Trade unions are organisations representing the interests of workers. They were formed to counter-balance the monopsony power of employers and seek higher wages, better working conditions and a fairer share of the company’s profits. Critics of trade investment types in economics argue they can be disruptive to firms, discouraging investment and improved working practices.
Furthermore, powerful unions can lead to macroeconomic problems such as wage inflation and lost productivity due to strike action. When Mrs Thatcher came to power in 1979, her stated aim was to reduce the power of unions. She felt that unions were a major contributor to the declining competitiveness of the UK economy. To a large extent, Mrs Thatcher was successful in reducing the power of unions.
However, in recent years, an increasingly non-unionised workforce has seen a growth in flexible hours, job insecurity and poor wage growth, suggesting workers have lost out from the decline of trade union power. Industries with trade unions tend to have higher wages than non-unionised industries. Trade unions can pursue collective bargaining giving workers a greater influence in negotiating a fairer pay settlement. The efficiency wage theory states that higher wages can also lead to improved productivity. If workers feel they are getting a higher wage, they can feel more loyalty towards the firm and seek to work for its success. In many industries, firms have a degree of monopsony power.
This means firms have market power in employing workers. There are many cases of powerful firms making a very high level of profit, but paying relatively low wages. If firms have monopsony power, then a trade union can increase wages without causing unemployment. Even if a trade union successfully bargained for a wage of W3 – employment stays the same as Q2. If a trade union bargains for W3, it does not create unemployment, but employment stays at Q2. In the face of Monopsony employers, Trades Unions can increase wages and increase employment. Traditionally, monopsonies occur when there is only firm in a town or type of employment.
However, in modern economies, many employers have a degree of monopsony power – related to difficulties of moving between jobs. Trades Unions can also protect workers from exploitation, and help to uphold health and safety legislation. Trades unions can give representation to workers facing legal action or unfair dismissal. Trades unions can help to negotiate and implement new working practices which help to increase productivity.

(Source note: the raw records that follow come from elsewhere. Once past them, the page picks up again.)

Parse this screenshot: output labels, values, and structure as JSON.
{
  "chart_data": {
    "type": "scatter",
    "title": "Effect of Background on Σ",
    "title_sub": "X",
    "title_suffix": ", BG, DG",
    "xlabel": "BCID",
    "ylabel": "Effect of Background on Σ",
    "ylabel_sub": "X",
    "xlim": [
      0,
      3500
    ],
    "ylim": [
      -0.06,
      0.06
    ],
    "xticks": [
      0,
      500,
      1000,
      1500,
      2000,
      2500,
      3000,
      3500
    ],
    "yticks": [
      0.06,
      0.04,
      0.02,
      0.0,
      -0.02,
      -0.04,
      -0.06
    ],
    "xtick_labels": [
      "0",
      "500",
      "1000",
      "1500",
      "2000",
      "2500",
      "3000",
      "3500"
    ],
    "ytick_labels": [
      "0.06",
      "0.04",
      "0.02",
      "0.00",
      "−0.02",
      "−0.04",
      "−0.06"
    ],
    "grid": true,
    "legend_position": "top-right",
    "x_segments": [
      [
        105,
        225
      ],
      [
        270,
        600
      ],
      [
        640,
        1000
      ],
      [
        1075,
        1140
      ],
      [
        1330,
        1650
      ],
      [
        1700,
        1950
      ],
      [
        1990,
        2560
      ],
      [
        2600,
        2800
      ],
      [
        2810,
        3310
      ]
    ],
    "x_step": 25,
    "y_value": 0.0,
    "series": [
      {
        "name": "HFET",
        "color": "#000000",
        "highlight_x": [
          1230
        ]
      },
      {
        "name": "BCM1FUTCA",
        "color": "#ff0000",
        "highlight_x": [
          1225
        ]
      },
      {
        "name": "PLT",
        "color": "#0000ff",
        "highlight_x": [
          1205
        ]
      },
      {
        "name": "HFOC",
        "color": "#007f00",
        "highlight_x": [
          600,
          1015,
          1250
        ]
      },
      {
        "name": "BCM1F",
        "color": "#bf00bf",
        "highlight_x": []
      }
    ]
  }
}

For example, in wage negotiations, firms may agree to increase pay, on the condition of implementing new practices, which lead to higher productivity. If the trade union is on board, then they can help create good working relationships between the owners and workers. Modern labour markets are increasingly flexible with weaker trade unions. These new developments in labour markets have led to a rise in job insecurity, low-wage growth and the rise of zero-hour contracts. Non-unionised labour helps firms be more profitable, but wages as a share of GDP has declined since 2007. Unions could help redress the monopoly power of modern multinationals. In 2011 there were 6,135,126 members in TUC-affiliated unions, down from a peak of 12,172,508 in 1980.

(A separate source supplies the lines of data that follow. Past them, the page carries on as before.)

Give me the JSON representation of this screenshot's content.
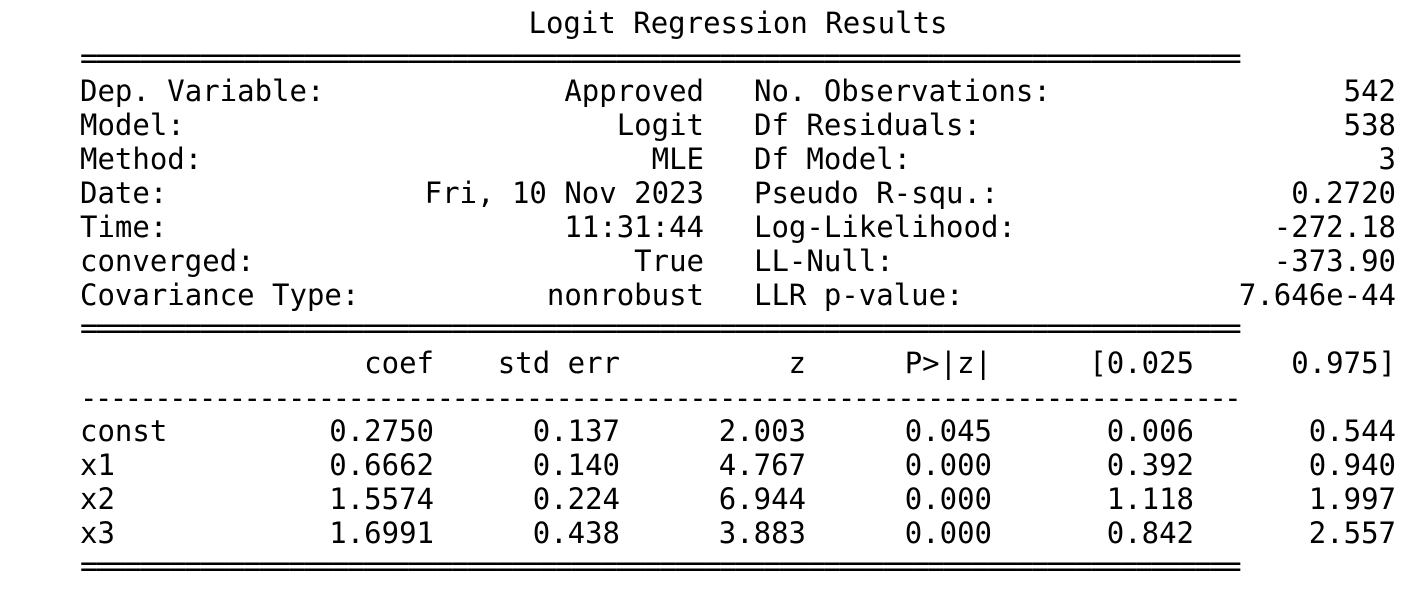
{
  "title": "Logit Regression Results",
  "summary": {
    "left": [
      {
        "label": "Dep. Variable:",
        "value": "Approved"
      },
      {
        "label": "Model:",
        "value": "Logit"
      },
      {
        "label": "Method:",
        "value": "MLE"
      },
      {
        "label": "Date:",
        "value": "Fri, 10 Nov 2023"
      },
      {
        "label": "Time:",
        "value": "11:31:44"
      },
      {
        "label": "converged:",
        "value": "True"
      },
      {
        "label": "Covariance Type:",
        "value": "nonrobust"
      }
    ],
    "right": [
      {
        "label": "No. Observations:",
        "value": "542"
      },
      {
        "label": "Df Residuals:",
        "value": "538"
      },
      {
        "label": "Df Model:",
        "value": "3"
      },
      {
        "label": "Pseudo R-squ.:",
        "value": "0.2720"
      },
      {
        "label": "Log-Likelihood:",
        "value": "-272.18"
      },
      {
        "label": "LL-Null:",
        "value": "-373.90"
      },
      {
        "label": "LLR p-value:",
        "value": "7.646e-44"
      }
    ]
  },
  "coef_table": {
    "headers": [
      "",
      "coef",
      "std err",
      "z",
      "P>|z|",
      "[0.025",
      "0.975]"
    ],
    "rows": [
      [
        "const",
        "0.2750",
        "0.137",
        "2.003",
        "0.045",
        "0.006",
        "0.544"
      ],
      [
        "x1",
        "0.6662",
        "0.140",
        "4.767",
        "0.000",
        "0.392",
        "0.940"
      ],
      [
        "x2",
        "1.5574",
        "0.224",
        "6.944",
        "0.000",
        "1.118",
        "1.997"
      ],
      [
        "x3",
        "1.6991",
        "0.438",
        "3.883",
        "0.000",
        "0.842",
        "2.557"
      ]
    ]
  },
  "rules": {
    "double": "==============================================================================",
    "single": "------------------------------------------------------------------------------"
  }
}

From the late 1890s to 1980s, the UK saw a growth in trade union membership. This was also a period of falling inequality and a reduction in relative poverty. Since trade union membership peaked in the early 1980s, this trend of reduced inequality has been reversed and inequality has increased. Union members can benefit from higher wages, but outside the union, there will be higher unemployment.

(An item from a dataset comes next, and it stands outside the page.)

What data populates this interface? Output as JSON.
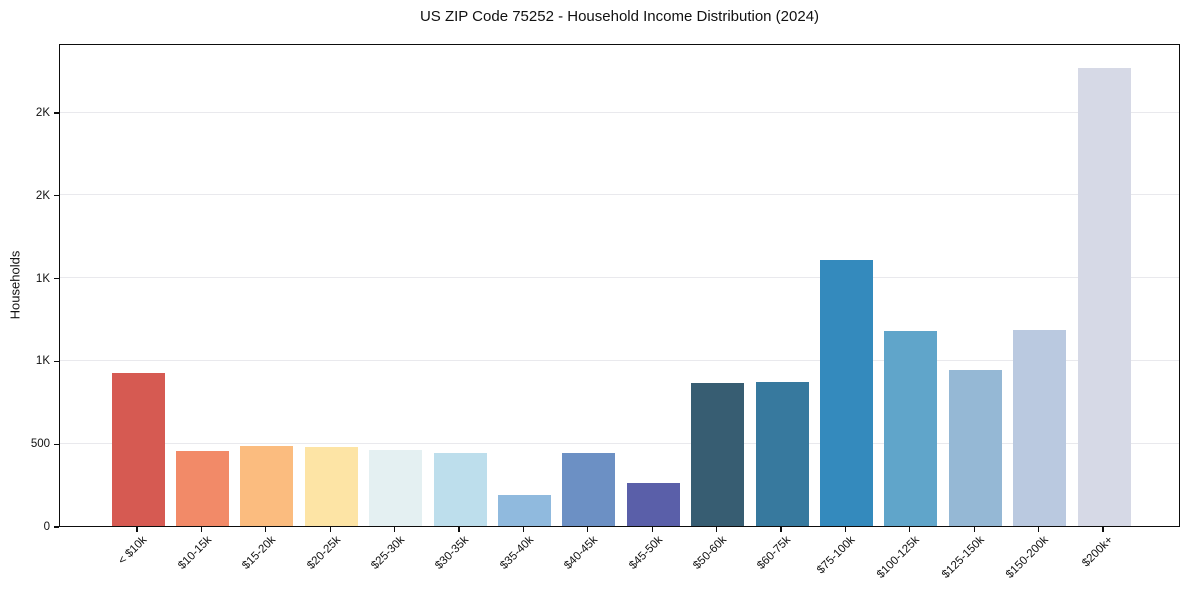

It is also argued that if unions are very powerful and disruptive, it can discourage firms from investing and creating employment in the jobs. If firms fear frequent strikes and a non-cooperative union, they may prefer to invest in another country with better labour relations. For example, in the 1970s, the UK experienced widespread industrial unrest and this is cited as a factor behind the UK’s relative decline. Trades unions only consider the needs of its members, they often ignore the plight of those excluded from the labour markets, e. Therefore their company may go out of business and be unable to employ workers at all. In many industries, trade unions have created a situation of a confrontational approach. Decline in trade union density has led to a decline in days lost to strikes.
If unions become too powerful they can bargain for higher wages above the rate of inflation. If this occurs it may contribute to wage-inflation. The benefits of trades unions depend on their circumstances. If they face a monopsony employer they can help counterbalance the employers market power.